After being freed, Ferguson wasted no time catching up on the things he had missed out on during his long captivity.
It was a rollercoaster year for billionaire Elon Musk. His luxury electric car company, Tesla Motors, suffered some public relations setbacks because of fires.
But like Tony Stark, the fictional billionaire industrialist to whom he is sometimes compared, Musk bounced back with great flare. SpaceX, Musk's space transport company, launched its Falcon 9 rocket after two delays with the company's first commercial payload: a communications satellite.
George Zimmerman beat the rap in the homicide trial for the death of teenager Trayvon Martin when a Florida jury found him not guilty in July. But that wasn't the end of Zimmerman's troubles -- not by a long shot.
In September, Zimmerman, 30, was taken into police custody and then later released without charges after his wife called 911 to say Zimmerman punched his father-in-law in the nose and threatened to shoot him and his wife. Zimmerman was arrested on Nov. 18 after a "domestic disturbance" with his girlfriend. He walked out of jail the following day after agreeing to give up his guns and wear an electronic monitor.

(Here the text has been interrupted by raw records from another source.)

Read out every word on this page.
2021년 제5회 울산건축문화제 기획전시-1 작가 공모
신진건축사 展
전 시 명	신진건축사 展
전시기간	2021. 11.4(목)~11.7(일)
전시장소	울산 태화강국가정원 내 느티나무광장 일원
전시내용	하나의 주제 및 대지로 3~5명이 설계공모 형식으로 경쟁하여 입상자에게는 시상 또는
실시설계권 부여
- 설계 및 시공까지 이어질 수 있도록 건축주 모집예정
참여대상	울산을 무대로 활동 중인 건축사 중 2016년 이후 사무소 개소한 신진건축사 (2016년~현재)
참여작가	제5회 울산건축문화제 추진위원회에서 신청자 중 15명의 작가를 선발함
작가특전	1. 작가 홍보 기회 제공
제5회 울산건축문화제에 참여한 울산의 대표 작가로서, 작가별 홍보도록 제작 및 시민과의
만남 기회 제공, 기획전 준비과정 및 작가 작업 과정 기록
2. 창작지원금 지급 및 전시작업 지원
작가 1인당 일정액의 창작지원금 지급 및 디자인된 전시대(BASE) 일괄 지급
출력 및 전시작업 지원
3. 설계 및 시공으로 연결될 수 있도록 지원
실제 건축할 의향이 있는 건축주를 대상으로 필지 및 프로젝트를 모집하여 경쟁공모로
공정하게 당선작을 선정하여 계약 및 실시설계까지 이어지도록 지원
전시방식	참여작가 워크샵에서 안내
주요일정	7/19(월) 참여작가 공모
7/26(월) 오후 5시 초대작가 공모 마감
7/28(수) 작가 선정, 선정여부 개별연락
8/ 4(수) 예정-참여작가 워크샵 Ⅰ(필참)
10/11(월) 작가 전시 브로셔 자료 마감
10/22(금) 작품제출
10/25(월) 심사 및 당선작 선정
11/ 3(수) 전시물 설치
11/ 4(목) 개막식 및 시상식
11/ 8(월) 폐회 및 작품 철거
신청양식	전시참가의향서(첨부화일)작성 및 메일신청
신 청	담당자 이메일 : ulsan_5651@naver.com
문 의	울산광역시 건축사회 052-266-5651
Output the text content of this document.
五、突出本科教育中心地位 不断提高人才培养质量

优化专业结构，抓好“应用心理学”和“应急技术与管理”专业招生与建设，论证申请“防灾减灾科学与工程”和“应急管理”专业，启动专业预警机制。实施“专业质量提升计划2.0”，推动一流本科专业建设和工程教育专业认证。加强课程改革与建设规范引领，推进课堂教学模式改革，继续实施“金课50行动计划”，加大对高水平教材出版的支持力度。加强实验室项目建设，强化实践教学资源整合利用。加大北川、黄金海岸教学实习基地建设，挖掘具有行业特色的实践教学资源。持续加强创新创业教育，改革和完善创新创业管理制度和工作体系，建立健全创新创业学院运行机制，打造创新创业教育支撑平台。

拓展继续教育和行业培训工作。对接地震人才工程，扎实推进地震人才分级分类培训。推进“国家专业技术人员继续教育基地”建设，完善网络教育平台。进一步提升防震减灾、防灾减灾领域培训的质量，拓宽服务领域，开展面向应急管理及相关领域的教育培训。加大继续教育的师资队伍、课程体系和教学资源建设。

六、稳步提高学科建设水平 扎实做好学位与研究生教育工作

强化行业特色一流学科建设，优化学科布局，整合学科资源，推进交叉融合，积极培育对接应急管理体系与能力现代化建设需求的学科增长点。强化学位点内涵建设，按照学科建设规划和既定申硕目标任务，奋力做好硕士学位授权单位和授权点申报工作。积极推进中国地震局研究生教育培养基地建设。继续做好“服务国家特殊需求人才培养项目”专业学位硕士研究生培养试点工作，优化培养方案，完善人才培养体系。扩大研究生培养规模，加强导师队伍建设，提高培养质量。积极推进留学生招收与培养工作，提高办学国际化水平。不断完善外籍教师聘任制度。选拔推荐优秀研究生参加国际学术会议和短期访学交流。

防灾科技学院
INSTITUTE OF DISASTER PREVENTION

But 2013 may be ending on a high note for him after all. Zimmerman's girlfriend said in early December than she no longer wants to press charges against him and instead wants to get back together with him. And then one of Zimmerman's paintings sold for more than $100,000 on eBay recently.
Edward Snowden, 30, a contractor for the National Security Agency, became a wanted man after he leaked thousands of classified documents about the secretive agency’s vast foreign and domestic surveillance programs beginning in June.
He became a hero to some and a traitor or others, and he has been laying low in Russia to evade espionage charges by the U.S. government.
But the tide my be turning for Snowden. Earlier this month, President Obama’s review group issued its recommended reforms for the NSA's surveillance programs. And there was one clear message weaved throughout the working group’s 46 recommendations: The agency has gone too far.
On Christmas Eve, Snowden released a Christmas message from Moscow pushing for a “better balance” between privacy and security.
|Volvo, Jean-Claude Van Damme|
In a popular YouTube commercial that generated millions of views and a spoof or two, action star Jean-Claude Van Damme performed "the most epic of splits" between two tractor-trailers while they were driving backward. The stunt was designed to show the stability of Volvo steering, and scored huge buzz for the Swedish vehicle maker and the aging Belgian action star, who showed he still has the right moves to wow viewers while slyly poking fun at himself.